Space For Rent
Friday, April 1, 2016, Chaitra 18, 1422 BS, Jamadius Sani 22, 1437 Hijri


The importance of intellectual journalism
Published :Friday, 1 April, 2016,  Time : 12:00 AM  View Count : 33

Roads and Bridges Minister Obaidul Quader is of the opinion that journalism in Bangladesh is falling short of its standards. Media people these days, he believes, are much like politicians in that they do not have enough of a grasp of issues that matter. The minister is not too far wrong and what he says about journalists as well as the practitioners of politics holds much water in our times. For the moment, we will let politicians be and focus instead on those who happen to have taken up journalism as a profession.
A major problem with journalism today is a preoccupation with instant reports. All too often --- and this again has to do with the ubiquity of television --- newsmen are in a huge rush to get ahead of one another in a search for the sensational. Ratings are all. It is a trend which appears to have taken hold of such other media outlets as online journalism. While it is certainly understandable that any organization must be in a fiercely competitive mood in order to stay afloat, it is equally to be noted that an obsession with speed often comes at the expense of well-reasoned opinion. A glaring example here is the manner in which television talk shows are conducted. There are presenters who question their guests with the gusto and knowledge one expects of them. But their number is small and what we have before us are presenters whose very style of questioning participants on their shows betrays a lack of adequate understanding of the subjects before them.
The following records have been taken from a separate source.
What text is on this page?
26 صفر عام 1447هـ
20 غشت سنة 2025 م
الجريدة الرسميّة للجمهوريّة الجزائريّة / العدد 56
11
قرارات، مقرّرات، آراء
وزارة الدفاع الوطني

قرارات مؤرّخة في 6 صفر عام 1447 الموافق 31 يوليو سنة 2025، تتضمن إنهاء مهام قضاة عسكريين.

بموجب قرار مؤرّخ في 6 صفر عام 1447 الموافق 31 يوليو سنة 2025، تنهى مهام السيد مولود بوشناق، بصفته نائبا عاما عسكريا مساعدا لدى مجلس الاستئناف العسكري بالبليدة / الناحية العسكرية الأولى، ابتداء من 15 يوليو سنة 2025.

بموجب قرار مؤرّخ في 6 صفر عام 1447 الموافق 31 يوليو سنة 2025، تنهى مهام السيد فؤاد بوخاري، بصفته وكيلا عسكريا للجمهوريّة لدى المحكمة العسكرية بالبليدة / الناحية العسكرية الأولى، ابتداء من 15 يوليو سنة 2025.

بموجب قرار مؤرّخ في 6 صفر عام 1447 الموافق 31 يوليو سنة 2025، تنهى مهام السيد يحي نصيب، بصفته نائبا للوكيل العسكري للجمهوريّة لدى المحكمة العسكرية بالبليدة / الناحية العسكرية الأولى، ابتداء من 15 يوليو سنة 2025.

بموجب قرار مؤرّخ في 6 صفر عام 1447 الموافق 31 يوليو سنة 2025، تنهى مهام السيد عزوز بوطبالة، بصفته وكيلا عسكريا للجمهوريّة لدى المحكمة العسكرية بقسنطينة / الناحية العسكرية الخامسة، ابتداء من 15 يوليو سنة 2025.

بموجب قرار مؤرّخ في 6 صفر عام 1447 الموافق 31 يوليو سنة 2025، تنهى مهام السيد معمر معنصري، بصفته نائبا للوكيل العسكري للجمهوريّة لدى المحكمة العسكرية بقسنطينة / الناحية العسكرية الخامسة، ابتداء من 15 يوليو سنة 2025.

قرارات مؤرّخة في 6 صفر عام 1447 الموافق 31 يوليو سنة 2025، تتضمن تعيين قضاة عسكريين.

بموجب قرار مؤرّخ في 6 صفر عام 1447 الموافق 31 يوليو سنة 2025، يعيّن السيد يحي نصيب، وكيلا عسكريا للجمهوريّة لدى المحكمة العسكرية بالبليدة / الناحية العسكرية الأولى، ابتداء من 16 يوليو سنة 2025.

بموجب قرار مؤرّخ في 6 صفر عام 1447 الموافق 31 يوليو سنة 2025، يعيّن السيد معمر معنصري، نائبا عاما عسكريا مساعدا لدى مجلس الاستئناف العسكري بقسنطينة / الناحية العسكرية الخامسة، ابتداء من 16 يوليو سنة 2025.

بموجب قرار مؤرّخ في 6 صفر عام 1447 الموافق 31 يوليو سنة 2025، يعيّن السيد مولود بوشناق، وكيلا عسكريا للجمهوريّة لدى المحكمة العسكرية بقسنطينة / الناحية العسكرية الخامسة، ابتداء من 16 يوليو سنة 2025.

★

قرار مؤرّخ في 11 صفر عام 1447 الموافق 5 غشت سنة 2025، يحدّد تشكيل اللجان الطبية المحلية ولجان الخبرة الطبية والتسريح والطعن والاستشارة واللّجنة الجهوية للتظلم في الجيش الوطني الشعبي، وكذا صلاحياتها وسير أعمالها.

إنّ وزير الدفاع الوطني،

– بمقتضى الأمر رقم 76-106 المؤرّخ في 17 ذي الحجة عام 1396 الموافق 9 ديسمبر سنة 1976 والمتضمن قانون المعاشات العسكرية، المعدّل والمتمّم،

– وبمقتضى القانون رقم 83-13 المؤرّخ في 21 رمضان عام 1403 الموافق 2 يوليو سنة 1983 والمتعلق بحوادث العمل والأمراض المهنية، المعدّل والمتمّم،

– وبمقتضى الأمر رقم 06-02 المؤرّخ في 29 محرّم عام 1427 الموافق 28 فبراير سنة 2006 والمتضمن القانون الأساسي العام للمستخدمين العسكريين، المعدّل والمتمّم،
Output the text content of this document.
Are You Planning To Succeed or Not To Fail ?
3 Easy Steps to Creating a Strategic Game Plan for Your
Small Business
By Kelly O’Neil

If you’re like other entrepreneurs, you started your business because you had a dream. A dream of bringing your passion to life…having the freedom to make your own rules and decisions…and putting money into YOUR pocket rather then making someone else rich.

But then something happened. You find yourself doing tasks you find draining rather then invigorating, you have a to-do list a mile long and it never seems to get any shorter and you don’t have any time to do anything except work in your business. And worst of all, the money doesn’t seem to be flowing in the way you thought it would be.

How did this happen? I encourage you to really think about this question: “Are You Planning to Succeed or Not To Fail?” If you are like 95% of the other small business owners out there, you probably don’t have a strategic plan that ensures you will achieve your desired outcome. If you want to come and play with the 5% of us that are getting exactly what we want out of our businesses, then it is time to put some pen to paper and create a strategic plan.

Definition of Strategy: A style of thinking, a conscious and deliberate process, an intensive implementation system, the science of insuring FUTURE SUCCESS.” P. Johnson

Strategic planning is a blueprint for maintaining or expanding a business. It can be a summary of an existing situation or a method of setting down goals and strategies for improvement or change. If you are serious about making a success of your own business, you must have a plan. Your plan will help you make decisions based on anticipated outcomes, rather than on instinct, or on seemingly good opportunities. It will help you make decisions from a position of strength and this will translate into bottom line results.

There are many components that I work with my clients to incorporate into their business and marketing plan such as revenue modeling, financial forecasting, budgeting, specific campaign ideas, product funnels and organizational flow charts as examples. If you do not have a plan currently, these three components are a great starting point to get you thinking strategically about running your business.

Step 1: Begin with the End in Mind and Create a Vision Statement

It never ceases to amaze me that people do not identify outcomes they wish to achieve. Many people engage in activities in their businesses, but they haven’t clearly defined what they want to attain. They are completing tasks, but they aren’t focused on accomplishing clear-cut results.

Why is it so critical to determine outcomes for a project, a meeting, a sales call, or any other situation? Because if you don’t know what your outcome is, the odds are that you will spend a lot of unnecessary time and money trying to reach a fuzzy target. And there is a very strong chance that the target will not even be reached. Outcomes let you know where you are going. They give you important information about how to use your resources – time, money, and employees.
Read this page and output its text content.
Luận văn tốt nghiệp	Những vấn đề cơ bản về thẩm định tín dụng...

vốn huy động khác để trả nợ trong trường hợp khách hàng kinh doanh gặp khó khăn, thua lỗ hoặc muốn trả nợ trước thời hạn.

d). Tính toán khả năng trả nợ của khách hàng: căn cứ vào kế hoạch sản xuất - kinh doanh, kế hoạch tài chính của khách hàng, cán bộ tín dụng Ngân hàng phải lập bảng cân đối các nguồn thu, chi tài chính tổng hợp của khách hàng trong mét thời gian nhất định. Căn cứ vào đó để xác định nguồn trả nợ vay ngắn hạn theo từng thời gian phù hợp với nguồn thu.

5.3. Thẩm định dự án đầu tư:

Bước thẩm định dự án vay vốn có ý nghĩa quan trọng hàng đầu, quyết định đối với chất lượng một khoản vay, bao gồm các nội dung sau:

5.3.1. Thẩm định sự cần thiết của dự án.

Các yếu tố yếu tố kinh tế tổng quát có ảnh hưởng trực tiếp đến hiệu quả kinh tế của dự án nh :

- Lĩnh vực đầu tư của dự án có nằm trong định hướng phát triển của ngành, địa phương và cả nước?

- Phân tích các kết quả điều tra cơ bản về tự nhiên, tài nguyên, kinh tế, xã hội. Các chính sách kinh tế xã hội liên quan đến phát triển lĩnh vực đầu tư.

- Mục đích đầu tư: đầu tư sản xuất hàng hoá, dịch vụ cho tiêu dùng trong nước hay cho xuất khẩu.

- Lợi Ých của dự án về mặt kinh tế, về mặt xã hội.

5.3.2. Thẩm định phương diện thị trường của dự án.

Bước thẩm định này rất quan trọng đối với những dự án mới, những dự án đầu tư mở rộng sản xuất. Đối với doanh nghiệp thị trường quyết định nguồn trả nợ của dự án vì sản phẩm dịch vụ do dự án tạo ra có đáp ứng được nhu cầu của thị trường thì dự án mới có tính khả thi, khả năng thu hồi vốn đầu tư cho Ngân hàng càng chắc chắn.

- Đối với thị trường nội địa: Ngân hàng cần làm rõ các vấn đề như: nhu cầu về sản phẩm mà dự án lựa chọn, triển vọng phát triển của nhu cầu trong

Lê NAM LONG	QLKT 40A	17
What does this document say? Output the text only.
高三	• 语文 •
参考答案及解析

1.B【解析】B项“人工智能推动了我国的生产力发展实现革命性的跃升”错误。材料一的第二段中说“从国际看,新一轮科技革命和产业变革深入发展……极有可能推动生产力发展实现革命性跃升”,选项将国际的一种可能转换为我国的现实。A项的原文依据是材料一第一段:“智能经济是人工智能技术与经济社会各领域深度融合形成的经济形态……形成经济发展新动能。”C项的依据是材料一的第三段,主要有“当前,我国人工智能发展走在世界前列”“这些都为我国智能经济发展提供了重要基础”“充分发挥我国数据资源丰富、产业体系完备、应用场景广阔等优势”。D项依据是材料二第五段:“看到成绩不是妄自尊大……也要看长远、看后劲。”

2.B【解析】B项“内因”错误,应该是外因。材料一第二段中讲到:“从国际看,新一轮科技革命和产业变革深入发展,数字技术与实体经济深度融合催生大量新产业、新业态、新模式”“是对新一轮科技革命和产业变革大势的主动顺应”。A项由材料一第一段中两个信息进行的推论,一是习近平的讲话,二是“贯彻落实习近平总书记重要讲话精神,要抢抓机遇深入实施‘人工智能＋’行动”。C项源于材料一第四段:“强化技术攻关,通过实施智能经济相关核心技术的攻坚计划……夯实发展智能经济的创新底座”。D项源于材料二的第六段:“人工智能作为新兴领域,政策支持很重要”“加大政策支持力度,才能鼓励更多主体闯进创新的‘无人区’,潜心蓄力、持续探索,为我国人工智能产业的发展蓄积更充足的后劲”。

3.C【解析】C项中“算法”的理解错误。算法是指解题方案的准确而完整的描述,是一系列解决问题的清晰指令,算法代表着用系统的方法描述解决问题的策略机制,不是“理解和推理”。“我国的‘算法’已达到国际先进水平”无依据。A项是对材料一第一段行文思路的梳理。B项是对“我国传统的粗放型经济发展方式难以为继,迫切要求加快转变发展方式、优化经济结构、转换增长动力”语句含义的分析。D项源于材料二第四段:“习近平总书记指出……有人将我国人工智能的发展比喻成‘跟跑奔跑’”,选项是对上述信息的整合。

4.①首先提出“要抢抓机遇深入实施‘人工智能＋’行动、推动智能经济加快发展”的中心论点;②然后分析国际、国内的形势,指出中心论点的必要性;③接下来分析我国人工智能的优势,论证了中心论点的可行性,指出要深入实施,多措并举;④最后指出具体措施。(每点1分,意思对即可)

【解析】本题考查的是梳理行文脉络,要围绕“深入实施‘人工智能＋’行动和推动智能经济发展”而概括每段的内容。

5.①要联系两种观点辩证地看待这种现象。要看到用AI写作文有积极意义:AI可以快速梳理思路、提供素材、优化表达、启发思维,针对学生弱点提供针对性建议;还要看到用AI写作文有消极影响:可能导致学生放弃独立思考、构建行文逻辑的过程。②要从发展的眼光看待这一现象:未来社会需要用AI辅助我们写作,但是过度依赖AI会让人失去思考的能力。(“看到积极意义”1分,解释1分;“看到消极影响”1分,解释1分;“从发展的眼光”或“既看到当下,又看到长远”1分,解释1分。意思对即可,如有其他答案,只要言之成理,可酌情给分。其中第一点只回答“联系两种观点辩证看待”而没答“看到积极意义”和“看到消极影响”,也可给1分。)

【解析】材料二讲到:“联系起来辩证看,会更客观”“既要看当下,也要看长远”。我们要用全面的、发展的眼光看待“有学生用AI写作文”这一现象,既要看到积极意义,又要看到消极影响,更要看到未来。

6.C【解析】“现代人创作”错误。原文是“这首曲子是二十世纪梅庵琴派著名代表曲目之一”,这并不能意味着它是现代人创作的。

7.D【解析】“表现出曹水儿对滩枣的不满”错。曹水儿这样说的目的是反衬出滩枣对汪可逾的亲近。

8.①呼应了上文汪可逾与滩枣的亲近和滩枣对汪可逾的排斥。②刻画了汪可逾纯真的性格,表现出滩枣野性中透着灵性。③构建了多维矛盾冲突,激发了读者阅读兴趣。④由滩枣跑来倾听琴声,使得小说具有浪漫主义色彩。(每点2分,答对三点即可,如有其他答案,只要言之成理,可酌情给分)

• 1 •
In the 1950s, if not earlier, and all the way to the mid-1970s, there was a certain verve in journalism because of the fact that newsmen in those times made sure that the issues, national as well as global, were on their fingertips. Their broad surveys of the world held many of them up as scholars in the real sense, individuals who were taken seriously by others and especially politicians. In the 1960s, there were bold journalists in what used to be East Pakistan who felt intimidated not at all by the powerful and the influential and that despite the absence of democracy as we know it today. Some of those newsmen were bold enough to put tough questions to such men of power as dictators and even to let them know why and where they were going wrong.
The point here is that when journalists are intellectually powerful and have clear opinions on the issues facing the world, the media world thrives. The reality for us today, however, is that there is somewhat an absence of courage and therefore confidence in many journalists themselves. Ministers and other political elements are as a rule not subjected to grilling when they should be by journalists. Besides, a significant point we cannot overlook here is that journalism goes haywire when political partisanship rather than unadulterated professionalism comes into play. Of course, journalists have political opinions just like people in any other professional field. But the difficulty arises when their political baggage gets the better of their objectivity.
But let there be a caveat here. Journalists today have a whole arsenal of information before them compared to those who came into the profession in earlier times. They only need to master it all and give it their distinctive interpretation. And that comes with a deep study of the issues defining these times.